Shakespeare in Love
•Scene 1
•Scene 2
Stoppard’s best known recent work is his screenplay for the Oscar-winning comedy Shakespeare in Love, which illustrates many of his central themes, symbols, and stylistic devices (particularly the stage metaphor).  Consider comparing this film with The Real Inspector Hound for an extra credit or final exam essay.
Shakespeare in Love is a biographical fantasy about the writing of Romeo and Juliet.  Young Will Shakespeare (Joseph Fiennes) is a freelance playwright struggling with writer’s block until he meets his muse, Viola, a beautiful upper-class English woman (Gwyneth Paltrow) with a taste for the stage.  Viola not only recognizes the power of Shakespeare’s poetry, but also wishes to perform it.  The only problem is that women were not allowed to act in Renaissance theater—all female roles were played by boys.  To realize her dream of acting on the stage, Viola disguises herself as a boy and auditions for “Romeo and Ethel, the Pirate’s Daughter,” the play Shakespeare is then struggling to write.  The aspiring actress and playwright meet and fall in love in a romantic comedy that inverts gender roles and turns reality on its head.
Like The Real Inspector Hound, Shakespeare in Love critiques and celebrates the theater and its patrons and uses the stage metaphor to show us the transformative, protean nature of reality, even within the confines of the Elizabethan world’s rigid social constructs.
The scenes listed on the slide above illustrate the film’s postmodern qualities, particularly Stoppard’s use of the theater to represent the blurred boundaries between art and life.  The film opens with a sequence that introduces the thematic use of the stage to explore the intersection of reality and artifice.  A long shot of Elizabethan London pans into the interior of the Rose Theater, where theater owner Philip Henslowe is being tortured by his moneylender for failure to repay a loan, while a script of the play, “The Lamentable Tragedie of the Money Lender Reveng’d” flutters in the breeze on the theater floor.  Henslowe escapes further torture by promising his creditor the proceeds (and an acting part) from his next play, and desperate to make the needed profits from his theater, contacts young Shakespeare to demand the script he has promised for his new play, “Romeo and Ethel, the Pirate’s Daughter.”  But the Bard is suffering writer’s block; and in Scene 1 listed above, he visits an Elizabethan “therapist” to seek a cure.  The scene with its hilarious Freudian references is a fine example of postmodernism’s irreverent and anachronistic treatment of history and personalities associated with “high art.”  The therapist suggests that the Bard’s “impotence” in art results from an impotence in life, a need for “real” love.

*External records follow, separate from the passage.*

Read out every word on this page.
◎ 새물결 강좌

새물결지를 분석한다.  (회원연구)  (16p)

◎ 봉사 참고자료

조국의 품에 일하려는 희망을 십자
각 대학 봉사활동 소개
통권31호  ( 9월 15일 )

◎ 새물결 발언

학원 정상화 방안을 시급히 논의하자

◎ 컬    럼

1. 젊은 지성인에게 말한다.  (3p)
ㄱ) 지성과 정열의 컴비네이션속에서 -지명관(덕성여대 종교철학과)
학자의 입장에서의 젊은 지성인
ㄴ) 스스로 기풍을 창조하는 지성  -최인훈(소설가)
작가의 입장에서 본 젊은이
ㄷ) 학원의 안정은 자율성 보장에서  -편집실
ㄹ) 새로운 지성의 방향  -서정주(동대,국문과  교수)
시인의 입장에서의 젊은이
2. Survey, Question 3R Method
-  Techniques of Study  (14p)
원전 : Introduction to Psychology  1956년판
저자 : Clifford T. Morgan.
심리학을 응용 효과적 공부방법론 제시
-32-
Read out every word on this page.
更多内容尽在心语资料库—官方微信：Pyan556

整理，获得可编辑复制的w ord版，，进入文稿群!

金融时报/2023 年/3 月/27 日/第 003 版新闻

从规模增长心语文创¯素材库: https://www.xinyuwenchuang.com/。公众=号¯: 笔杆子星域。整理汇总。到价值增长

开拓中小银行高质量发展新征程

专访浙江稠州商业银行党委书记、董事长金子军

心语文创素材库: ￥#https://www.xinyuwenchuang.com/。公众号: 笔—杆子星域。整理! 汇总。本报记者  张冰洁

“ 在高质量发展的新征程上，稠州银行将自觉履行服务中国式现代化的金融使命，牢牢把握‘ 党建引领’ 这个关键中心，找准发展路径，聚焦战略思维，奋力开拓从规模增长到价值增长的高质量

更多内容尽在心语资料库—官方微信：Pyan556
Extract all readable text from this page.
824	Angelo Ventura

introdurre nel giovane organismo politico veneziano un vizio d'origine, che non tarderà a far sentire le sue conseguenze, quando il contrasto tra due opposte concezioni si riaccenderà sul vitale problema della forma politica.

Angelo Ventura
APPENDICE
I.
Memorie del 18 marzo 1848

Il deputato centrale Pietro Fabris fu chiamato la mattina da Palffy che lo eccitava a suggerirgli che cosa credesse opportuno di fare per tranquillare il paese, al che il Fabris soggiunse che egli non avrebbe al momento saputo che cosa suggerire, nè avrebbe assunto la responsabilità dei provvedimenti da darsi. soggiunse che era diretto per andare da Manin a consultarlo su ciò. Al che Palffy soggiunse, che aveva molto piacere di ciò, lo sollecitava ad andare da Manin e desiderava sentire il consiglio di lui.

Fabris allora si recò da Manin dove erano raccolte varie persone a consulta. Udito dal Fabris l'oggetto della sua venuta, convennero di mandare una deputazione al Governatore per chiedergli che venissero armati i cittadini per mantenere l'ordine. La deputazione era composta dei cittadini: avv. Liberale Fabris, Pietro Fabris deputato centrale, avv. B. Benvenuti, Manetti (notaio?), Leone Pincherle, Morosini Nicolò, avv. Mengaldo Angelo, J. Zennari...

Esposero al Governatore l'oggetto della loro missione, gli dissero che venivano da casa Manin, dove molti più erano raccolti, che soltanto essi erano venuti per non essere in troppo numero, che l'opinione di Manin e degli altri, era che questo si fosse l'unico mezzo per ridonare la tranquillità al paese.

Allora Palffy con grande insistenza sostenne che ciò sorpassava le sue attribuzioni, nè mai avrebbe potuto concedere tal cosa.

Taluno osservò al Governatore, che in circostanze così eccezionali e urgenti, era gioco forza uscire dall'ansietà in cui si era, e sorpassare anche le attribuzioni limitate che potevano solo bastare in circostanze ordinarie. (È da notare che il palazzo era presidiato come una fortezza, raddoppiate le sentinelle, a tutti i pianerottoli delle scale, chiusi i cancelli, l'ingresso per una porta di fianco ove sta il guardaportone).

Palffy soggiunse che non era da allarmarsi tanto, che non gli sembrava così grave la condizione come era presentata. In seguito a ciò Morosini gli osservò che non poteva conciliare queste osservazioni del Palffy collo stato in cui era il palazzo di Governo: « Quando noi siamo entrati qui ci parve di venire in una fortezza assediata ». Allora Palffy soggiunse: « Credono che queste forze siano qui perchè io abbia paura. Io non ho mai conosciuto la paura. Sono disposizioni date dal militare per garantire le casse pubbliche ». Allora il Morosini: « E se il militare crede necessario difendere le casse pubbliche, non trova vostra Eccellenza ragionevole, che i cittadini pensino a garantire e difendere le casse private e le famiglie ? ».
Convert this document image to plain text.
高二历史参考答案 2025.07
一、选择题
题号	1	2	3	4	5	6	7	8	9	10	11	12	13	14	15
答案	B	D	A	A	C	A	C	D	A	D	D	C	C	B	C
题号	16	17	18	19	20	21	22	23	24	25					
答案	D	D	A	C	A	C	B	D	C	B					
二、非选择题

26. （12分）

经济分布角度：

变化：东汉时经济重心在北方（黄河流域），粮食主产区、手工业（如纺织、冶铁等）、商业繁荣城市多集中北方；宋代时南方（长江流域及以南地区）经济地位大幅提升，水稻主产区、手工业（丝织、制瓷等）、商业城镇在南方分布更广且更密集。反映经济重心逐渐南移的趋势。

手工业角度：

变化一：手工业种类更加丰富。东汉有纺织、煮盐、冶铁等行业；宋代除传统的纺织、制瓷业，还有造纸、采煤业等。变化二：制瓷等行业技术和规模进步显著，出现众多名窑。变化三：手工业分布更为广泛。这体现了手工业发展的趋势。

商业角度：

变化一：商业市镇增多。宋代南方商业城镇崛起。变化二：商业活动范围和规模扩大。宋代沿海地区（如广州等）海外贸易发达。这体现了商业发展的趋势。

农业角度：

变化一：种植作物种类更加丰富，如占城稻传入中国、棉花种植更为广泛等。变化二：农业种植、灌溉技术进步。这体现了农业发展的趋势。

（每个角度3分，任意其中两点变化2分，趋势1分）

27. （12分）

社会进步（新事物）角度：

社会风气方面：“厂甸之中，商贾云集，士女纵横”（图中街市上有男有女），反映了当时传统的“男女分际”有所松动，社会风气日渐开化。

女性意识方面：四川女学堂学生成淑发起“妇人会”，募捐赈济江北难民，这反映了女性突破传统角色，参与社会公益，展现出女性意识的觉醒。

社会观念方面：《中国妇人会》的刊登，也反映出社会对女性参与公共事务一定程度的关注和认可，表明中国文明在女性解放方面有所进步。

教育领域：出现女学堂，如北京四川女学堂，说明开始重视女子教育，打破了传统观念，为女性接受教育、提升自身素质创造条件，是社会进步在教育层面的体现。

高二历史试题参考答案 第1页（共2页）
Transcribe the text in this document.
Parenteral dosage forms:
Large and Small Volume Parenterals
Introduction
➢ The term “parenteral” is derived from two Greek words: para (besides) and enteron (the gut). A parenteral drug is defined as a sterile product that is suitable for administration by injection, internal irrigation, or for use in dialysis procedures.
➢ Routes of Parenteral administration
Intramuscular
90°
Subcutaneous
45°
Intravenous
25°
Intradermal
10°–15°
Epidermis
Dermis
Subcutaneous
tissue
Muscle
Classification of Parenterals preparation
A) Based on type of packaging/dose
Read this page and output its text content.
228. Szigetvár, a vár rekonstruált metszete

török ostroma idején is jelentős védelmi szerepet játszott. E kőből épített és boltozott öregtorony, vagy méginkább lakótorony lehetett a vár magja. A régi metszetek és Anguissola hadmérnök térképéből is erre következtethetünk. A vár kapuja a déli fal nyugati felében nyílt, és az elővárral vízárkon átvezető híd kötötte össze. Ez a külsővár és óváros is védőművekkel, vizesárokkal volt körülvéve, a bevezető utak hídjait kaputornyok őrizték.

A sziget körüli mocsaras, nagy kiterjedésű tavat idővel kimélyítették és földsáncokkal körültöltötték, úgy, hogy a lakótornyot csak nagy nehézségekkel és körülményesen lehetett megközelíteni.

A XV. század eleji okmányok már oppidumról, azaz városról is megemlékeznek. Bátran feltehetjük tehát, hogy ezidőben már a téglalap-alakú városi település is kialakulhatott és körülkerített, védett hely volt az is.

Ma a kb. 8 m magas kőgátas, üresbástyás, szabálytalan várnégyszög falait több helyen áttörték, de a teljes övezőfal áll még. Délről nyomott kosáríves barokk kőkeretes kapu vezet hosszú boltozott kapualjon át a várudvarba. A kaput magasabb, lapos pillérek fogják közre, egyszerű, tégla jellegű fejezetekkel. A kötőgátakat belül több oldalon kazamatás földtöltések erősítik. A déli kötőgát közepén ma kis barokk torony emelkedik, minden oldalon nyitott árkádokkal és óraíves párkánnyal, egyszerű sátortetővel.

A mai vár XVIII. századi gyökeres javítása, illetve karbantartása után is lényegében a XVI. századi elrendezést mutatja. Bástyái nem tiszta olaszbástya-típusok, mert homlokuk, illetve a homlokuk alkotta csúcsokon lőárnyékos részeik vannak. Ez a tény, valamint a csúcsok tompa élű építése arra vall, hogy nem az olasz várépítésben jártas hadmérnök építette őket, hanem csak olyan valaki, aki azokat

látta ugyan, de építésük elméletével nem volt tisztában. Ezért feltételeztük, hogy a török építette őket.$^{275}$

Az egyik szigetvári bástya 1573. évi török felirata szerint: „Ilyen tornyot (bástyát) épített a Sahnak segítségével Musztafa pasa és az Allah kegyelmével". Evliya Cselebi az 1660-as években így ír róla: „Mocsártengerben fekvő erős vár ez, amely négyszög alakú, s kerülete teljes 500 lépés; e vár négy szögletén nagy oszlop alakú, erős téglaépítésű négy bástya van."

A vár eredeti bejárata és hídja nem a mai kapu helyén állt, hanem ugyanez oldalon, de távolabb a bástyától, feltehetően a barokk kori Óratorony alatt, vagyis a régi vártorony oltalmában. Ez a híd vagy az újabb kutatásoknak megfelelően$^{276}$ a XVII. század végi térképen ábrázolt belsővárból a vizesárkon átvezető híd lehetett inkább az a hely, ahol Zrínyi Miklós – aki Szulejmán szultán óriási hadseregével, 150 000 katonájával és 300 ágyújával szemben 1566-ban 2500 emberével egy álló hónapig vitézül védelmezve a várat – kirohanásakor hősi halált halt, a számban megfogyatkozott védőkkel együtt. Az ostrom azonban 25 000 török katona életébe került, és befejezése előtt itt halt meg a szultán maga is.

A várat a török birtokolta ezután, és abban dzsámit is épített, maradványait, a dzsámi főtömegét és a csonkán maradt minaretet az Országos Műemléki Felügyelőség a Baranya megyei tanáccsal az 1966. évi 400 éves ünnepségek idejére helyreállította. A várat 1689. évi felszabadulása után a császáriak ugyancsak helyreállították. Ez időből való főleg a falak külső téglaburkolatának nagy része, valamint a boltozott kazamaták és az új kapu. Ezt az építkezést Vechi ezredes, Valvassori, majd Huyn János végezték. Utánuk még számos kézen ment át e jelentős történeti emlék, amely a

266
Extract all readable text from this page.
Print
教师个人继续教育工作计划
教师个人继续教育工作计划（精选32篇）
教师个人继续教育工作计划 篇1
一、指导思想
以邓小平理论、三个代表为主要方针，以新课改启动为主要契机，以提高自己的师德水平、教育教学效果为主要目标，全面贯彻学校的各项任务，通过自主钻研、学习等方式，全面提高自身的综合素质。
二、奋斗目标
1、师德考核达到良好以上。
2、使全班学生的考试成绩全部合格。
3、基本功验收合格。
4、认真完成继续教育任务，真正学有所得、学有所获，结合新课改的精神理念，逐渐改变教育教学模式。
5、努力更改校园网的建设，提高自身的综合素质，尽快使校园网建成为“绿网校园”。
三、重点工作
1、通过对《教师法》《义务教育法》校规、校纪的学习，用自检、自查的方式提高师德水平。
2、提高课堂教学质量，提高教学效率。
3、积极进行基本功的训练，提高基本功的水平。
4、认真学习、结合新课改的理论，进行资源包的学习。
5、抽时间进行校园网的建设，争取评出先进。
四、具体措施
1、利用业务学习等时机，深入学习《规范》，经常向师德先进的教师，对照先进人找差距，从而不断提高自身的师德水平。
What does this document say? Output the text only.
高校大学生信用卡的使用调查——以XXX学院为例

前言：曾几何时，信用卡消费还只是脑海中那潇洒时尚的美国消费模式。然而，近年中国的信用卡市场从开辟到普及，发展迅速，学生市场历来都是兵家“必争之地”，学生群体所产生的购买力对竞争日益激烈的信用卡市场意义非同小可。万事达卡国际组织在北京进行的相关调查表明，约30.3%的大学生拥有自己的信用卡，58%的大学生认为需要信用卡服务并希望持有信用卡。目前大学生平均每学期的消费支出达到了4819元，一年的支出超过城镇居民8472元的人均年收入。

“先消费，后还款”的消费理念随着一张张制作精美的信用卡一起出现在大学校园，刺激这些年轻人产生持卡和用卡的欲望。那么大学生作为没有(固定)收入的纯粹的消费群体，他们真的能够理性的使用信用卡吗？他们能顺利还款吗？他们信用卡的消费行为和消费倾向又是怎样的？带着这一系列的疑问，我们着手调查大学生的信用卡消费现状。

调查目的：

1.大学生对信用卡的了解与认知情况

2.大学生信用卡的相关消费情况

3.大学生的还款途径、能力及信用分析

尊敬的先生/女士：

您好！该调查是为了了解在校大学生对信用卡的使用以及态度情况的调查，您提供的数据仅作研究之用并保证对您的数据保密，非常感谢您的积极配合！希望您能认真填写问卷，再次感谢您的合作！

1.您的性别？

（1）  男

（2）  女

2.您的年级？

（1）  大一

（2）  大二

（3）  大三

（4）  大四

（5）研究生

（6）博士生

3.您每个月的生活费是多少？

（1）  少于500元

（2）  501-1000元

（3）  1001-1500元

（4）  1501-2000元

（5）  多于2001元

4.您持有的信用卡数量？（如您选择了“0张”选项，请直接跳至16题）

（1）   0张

Scene 2 takes place just after a court performance of Shakespeare’s play Two Gentlemen of Verona.  Lady Viola (Gwyneth Paltrow), who has not yet met the play’s author, is discussing the performance with her nurse.  Entranced by the poetry and by Shakespeare’s depiction of love, Lady Viola dreams of having love in life and on the stage.  Consider the boundaries Lady Viola discusses between “real” love and stage love, art and life, dreams and reality.  How does the stage magically cross and blur these boundaries?
Lady Viola’s determination to “have poetry in my life” (note the convergence of art and life in that goal!) leads her to audition for a stage role herself in Shakespeare’s upcoming play “Romeo and Ethel, the Pirate’s Daughter” (of which the Bard has still written only a few scenes, while his rival playwright, Christopher Marlowe, has produced another stage hit).